To mark Thanksgiving, the Journal asked some of its staff members and others to recall people in their lives to whom they are grateful.
Five years ago, I worked in Uganda as a Global Health Fellow. I met a 12-year-old named Conrad when I went out with my Frisbee after work one day.
I came to learn that “Connie” experienced friendships with an open, trusting heart. He asked after my family with great sincerity. He appreciated my being in his life, but more so, appreciated everything in his life, bearing hardships with grace and shamelessly admitting his fears, hopes and cares. He was guileless in his emotions. Once he admitted that he was hungry and it was hard to concentrate.
By that time, I was in New York, trying a three-day cleanse, intentionally limiting my food intake.
Yes, I’ve learned a lot from Connie.
We Skyped last week, just after he celebrated his 18th birthday. He soon will take his final school exams, and, he hopes, begin college next fall. I am grateful to have had the privilege these years of being in his life, cheering him on for his next steps, but more grateful for him being in mine, unknowingly teaching me how to be a better person.

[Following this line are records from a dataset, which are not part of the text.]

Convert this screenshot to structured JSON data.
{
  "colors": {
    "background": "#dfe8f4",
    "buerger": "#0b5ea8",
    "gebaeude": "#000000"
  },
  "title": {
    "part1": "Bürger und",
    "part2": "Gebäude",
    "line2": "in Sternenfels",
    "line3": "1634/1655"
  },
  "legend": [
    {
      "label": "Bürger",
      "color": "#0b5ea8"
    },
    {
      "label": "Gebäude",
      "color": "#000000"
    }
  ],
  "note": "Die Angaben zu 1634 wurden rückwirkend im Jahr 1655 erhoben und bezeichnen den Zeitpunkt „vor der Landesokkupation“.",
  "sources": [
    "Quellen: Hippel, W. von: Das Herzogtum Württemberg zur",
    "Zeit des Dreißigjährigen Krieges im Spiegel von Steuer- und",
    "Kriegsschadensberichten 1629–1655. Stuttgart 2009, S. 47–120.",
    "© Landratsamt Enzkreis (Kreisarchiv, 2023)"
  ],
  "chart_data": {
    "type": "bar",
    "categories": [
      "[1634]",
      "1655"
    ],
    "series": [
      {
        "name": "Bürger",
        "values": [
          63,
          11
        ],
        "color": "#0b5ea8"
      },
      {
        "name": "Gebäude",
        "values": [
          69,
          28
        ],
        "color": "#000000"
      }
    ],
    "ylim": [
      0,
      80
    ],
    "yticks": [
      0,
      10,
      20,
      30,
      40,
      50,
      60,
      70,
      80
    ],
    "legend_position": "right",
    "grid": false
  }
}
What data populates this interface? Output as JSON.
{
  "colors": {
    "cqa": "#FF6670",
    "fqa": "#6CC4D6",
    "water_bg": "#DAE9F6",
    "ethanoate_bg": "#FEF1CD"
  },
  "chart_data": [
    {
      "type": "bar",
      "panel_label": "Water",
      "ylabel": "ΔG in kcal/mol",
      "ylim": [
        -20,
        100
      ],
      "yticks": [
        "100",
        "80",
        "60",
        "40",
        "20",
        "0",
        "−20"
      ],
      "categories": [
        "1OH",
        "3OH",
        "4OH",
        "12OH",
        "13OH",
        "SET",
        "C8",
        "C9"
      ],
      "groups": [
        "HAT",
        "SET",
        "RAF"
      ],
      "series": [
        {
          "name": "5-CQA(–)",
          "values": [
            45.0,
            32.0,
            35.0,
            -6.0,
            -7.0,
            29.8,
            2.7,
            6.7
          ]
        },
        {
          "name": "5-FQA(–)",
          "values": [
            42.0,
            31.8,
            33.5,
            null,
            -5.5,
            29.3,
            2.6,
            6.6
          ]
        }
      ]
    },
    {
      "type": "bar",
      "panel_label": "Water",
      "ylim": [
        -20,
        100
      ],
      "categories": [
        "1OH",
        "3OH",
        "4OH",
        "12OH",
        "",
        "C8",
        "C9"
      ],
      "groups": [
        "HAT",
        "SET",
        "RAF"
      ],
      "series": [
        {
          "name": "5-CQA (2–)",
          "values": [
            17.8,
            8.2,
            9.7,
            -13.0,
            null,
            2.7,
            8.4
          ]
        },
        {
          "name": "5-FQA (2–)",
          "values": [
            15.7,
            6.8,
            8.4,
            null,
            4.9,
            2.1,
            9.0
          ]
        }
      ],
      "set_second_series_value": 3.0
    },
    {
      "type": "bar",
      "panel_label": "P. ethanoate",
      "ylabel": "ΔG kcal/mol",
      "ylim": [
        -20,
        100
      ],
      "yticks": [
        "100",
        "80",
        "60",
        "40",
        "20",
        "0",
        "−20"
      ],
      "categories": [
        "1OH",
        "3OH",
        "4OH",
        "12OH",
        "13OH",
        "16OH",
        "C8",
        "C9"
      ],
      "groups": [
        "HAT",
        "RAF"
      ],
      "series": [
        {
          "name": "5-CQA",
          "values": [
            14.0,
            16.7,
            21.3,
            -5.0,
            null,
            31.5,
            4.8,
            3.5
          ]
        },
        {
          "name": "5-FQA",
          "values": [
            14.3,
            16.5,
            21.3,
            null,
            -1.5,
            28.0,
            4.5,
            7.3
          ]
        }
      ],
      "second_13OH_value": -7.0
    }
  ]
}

Whenever I bake a chocolate cake, it’s in honor of my friend Doly, who lost her battle with cancer a few years ago. I make sure to put candy hearts all over it because Doly always served me chocolate cake when I visited and her friendship got me through some of my hardest years. Doly hated baking and was of the belief that “true talent lies in knowing how to buy well.” And she did. In the first year after she died, if the cakes I baked were true to the way I felt, all the little hearts on them would have been broken. Now, all that remains are my memories of her and my gratitude that she was in my life, even all too briefly.
Yamit Wood, Food Editor
When I was a little girl, visits to my Aunty Gwen on the summer holidays were a highlight. She was the wife of my uncle and she was warm and welcoming. We did things like decorating a cake and making furniture for her period-decorated dollhouses. When I grew up and traveled, she sent me letters full of family news that kept me connected to my cousins. She was the hub of the family, keeping everyone informed and connected. I am so grateful that my family had such a center. She is one of my “special people.”
Naomi Brewster, New Zealander living in Australia
I lived with my aunt while my husband was in Vietnam. Florence asked me to help her prepare dinner for very special guests. The doorbell rang. Two wrinkled people shuffled in, Ruth and David. Her hair was gray, and his was gone. They were Holocaust survivors. Ruth said she never sat at table without wondering whether her family was alive somewhere, and whether they had food and a place to sleep. As she revealed her faded tattoo, I realized how much I took for granted. I looked at my life differently from that day on, with gratitude.
Sharon D. Walling
I was driving in Southern New Jersey when I realized I was lost. It was a time before Facebook and Twitter, and my Nokia 5160 had run out of juice. I tried to find a gas station — which is how lost people used to get directions before GPS — but the best I found was a random New Jersey diner. I had barely asked, “Where am I, exactly?” when I spied a group of people I knew from Camp Ramah in the Berkshires. As I laugh-cried in relief, they told me where I was and how to get to where I was going. Years later, I realized that Ramah was my first social network, my first lesson about the value of a wider network: how in unknown places, finding the familiar can seem like a miracle.
Esther D. Kustanowitz, Contributing Writer
It was on April 20, 1939 — Adolf Hitler’s 50th birthday — that my mother, sister and I left Berlin to find refuge in the United States.
At the Tempelhof Airport’s customs office stood a stern-looking man, in uniform and wearing a swastika armband. Behind him, a sign warned that no departing passenger was allowed to leave with more than 10 German marks — about $4 at the time.
Trained from boyhood to obey all official regulations, I fished in my pocket and, nestled next to a 10-mark bill, found a 10-pfennig coin, worth about 2 1/2 cents. Dutifully, I turned over the coin to the customs official.
He looked at me soberly, while I feared the worst, then returned the coin and wished me a good trip.
The incident has stuck in my mind for close to 80 years as a sign of hope and gratitude that in the worst of times, and under the most fearful uniform, there may yet lurk a human heart.